Possibly drawing on the experience of Jerusalem’s being laid waste by the Romans in 70 AD, the New Testament does not spare the reader the lurid details of that catastrophic incident. Jesus himself predicts that even the magnificent temple will be reduced to rubble so that not even one stone will rest upon another stone. The tragic occurrences will be widespread: “Nation will rise against nation, and kingdom against kingdom. There will be powerful earthquakes, famines, and plagues from place to place; and awesome sights and mighty signs will come from the sky.” The end times are not pictured as a happy conclusion to salvation history.

Perhaps because of these dire Biblical warnings, the end of the world does not figure very readily into popular Catholic piety. Catholics and many other Christians profess Sunday after Sunday that Jesus Christ “… will come again in glory to judge the living and the dead. …” establishing finally his kingdom of which there will be no end. Yet the prospect of this universal termination, while weekly professed in church, is rarely acknowledged in daily life.

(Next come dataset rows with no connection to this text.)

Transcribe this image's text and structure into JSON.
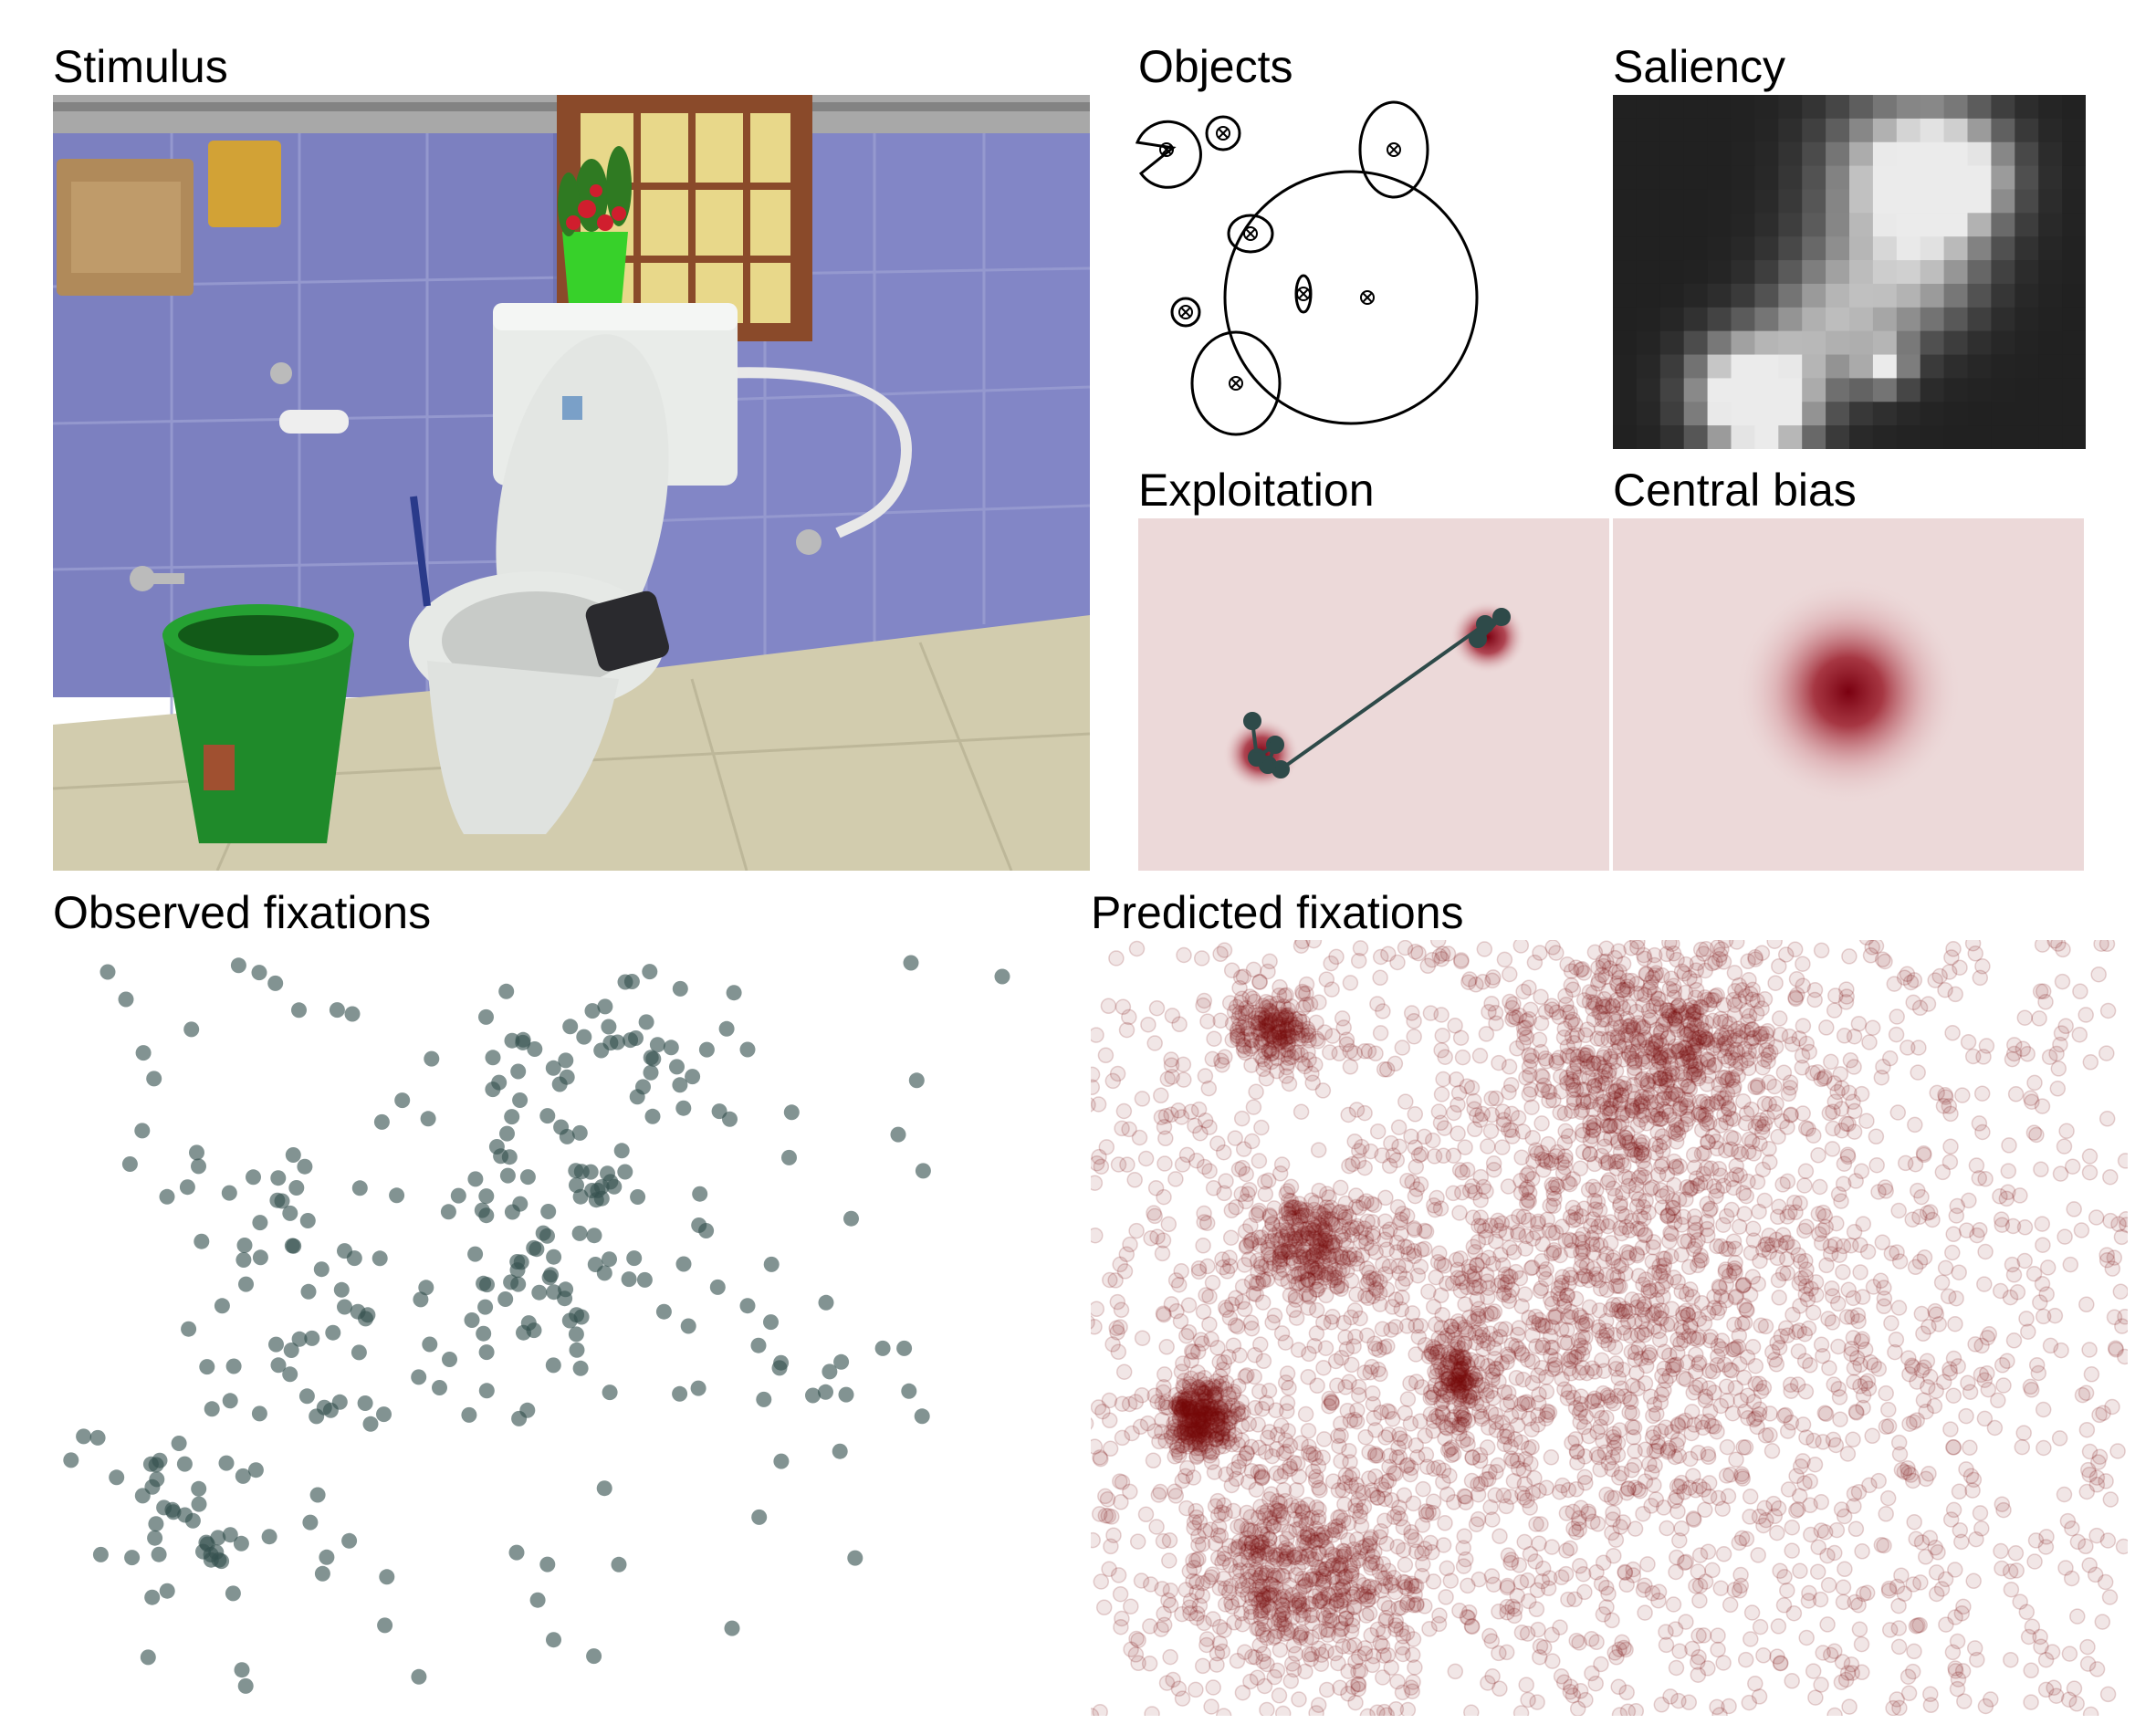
{
  "panels": {
    "stimulus": {
      "title": "Stimulus"
    },
    "objects": {
      "title": "Objects"
    },
    "saliency": {
      "title": "Saliency"
    },
    "exploitation": {
      "title": "Exploitation"
    },
    "central_bias": {
      "title": "Central bias"
    },
    "observed": {
      "title": "Observed fixations"
    },
    "predicted": {
      "title": "Predicted fixations"
    }
  },
  "colors": {
    "fixation": "#35504f",
    "predicted": "#7a0a0a",
    "heat_bg": "#ecd9d9",
    "wall": "#7f83c3",
    "floor": "#d6d0b3",
    "bucket": "#1f8a2a"
  },
  "icons": {
    "object_center_marker": "circle-x-marker"
  }
}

There was a certain amount of hubbub as the 20th century passed into the 21st century. Y2K was all the talk, and there had been much commotion as the first Christian millennium prepared to cede to the second Christian millennium in 1100 AD. St. Peter Damian had all of Europe in an uproar. Some sectarian brothers and sisters in the present day await the end-times on remote mountaintops or in secluded wildernesses. But most Catholics, even devout Catholics, rarely give a thought to the second coming of Jesus and to the conclusion of history. Yet the end of the world is a revealed truth that God certainly intended for the edification of believers and not merely for their trepidation. The end of the world promises benefits as well as blame.

The Hebrew Scriptures anticipate the words of the New Testament by their early prediction of the end-times. The prophet Joel writes, “Lo, the day is coming, blazing like an oven, when all the proud and all evildoers will be stubble, and the day that is coming will set them on fire, leaving them neither root nor branch, says the Lord of hosts. But for you who fear my name, there will arise the sun of justice with its healing rays.” It is Joel’s forecast that the “Sun of Justice” will arise on that last day that should peak the reader’s interest. This sun will set all the activities of the previous centuries and millennia in their proper perspective. The justice that was so often lacking on this side of eternity will finally and solemnly be rendered by Christ himself as supreme judge.

The medieval scholastics readily argued that a God who was truth itself could not let history dissolve without setting the record straight on all of human activity. Those who suffered in silence but in faith would be fittingly acknowledged before the assembled heavenly court. Those who sinned grievously and unrepentantly would receive the scorn that their deeds have earned them. Secrets would be laid bare and idle boasts would be exposed as the shams that they were. The justice of God would triumph over the imbalances of history. Indeed the lowly would be raised up and the mighty would be cast down, as the prophetic words of the Virgin Mary visualized the final work of God.

God who is truth must see that justice is done. He will render to each one his due. Remember that self-pity is not the only reason that believers and other people sometimes feel put upon, cheated, or duped in this world. There are some legitimate gripes. Mankind has an innate sense of justice, somewhat flawed due to original sin but nonetheless reflective of the natural law and the moral law which reflect the divine law that is in God himself. This native sense of justice can lead mankind to hope that there will come a day when God, who is justice itself, will heal every wound and reveal all pretense. God will indeed set things straight; he will indeed rectify injustices and eliminate unfair advantages. In the end, justice will triumph and truth will be celebrated before every assembled creature – for weal or woe.